I forgot to respond to your question about whether defective output tubes can damage the amp -- the answer is no, because VAC Renaissance amps have a "sentry" output tube shutdown circuit that shuts down power to any output tube pair that goes out of spec (i.e., that contains a dying or defective tube). A red light will illuminate for the affected tube pair, meaning voltage was killed to that pair. There is no worry that a defective output tube can harm the amp. Given that the Renaissance amps autobias, use super long-life 300B output tubes, and have the tube shutdown feature, they are as easy to own as a solid-state amp (easier, because if you blow an output transistor, your stuck with a repair, whereas with a tube amp, once you have retubed, you basically have a new amp).
Have you arranged the tube pairs properly?
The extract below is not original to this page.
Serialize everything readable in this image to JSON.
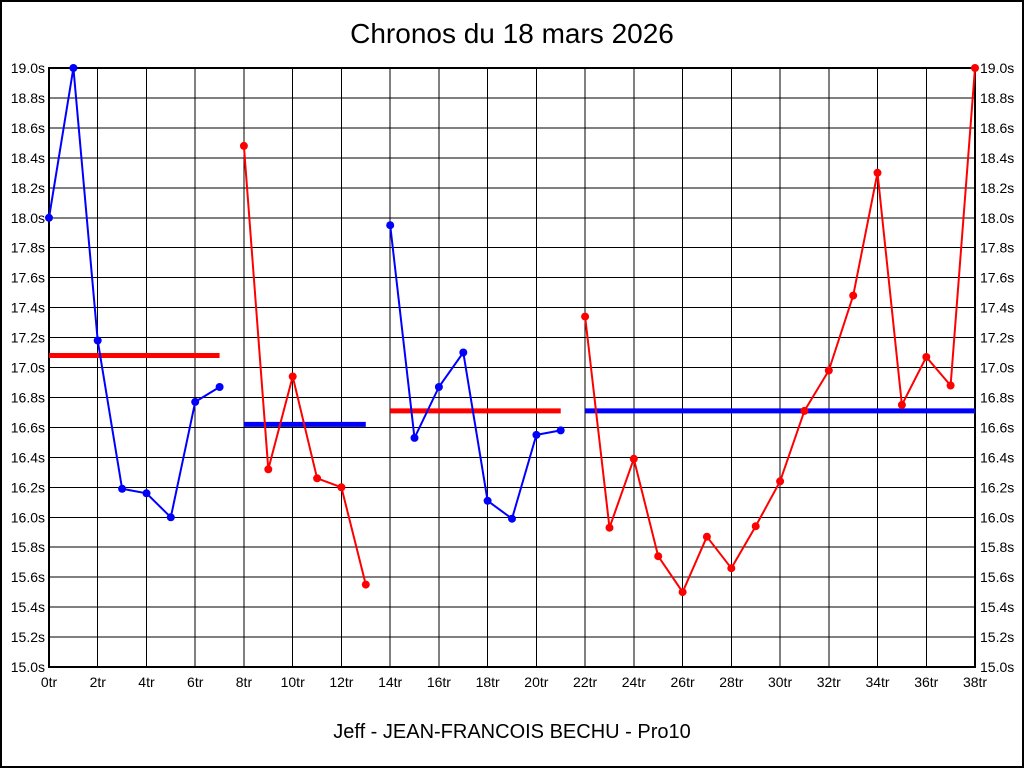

Tube pairs must be installed "front-back", up and down the "V" layout of the tube sockets, not "left-right". As for other operational issues: (1) regarding the adjustable feedback, DO NOT run the amp with any feedback, as even 2 decibels of feedback kills the magic of the amp. If you don't have sufficient woofer control using zero feedback, sell the amp or replace the speakers (the feedback feature was a nod to marketing); (2) run the amps off the 8 Ohm tap.
You may not know this, but the Renaissance amps are the best amps VAC has made -- they are entirely point-to-point wired (in comparison, all PHi components use circuit boards), have outrageous parts quality, and superb output transformers (that's why your 70/70 retailed for $14,000 ten years ago). This explains why, at 65 watts/channel, your 70/70 sounds like a good 150 watt/channel amp (it helps that it is totally dual-mono, all the way down to two power cords and two on/off switches).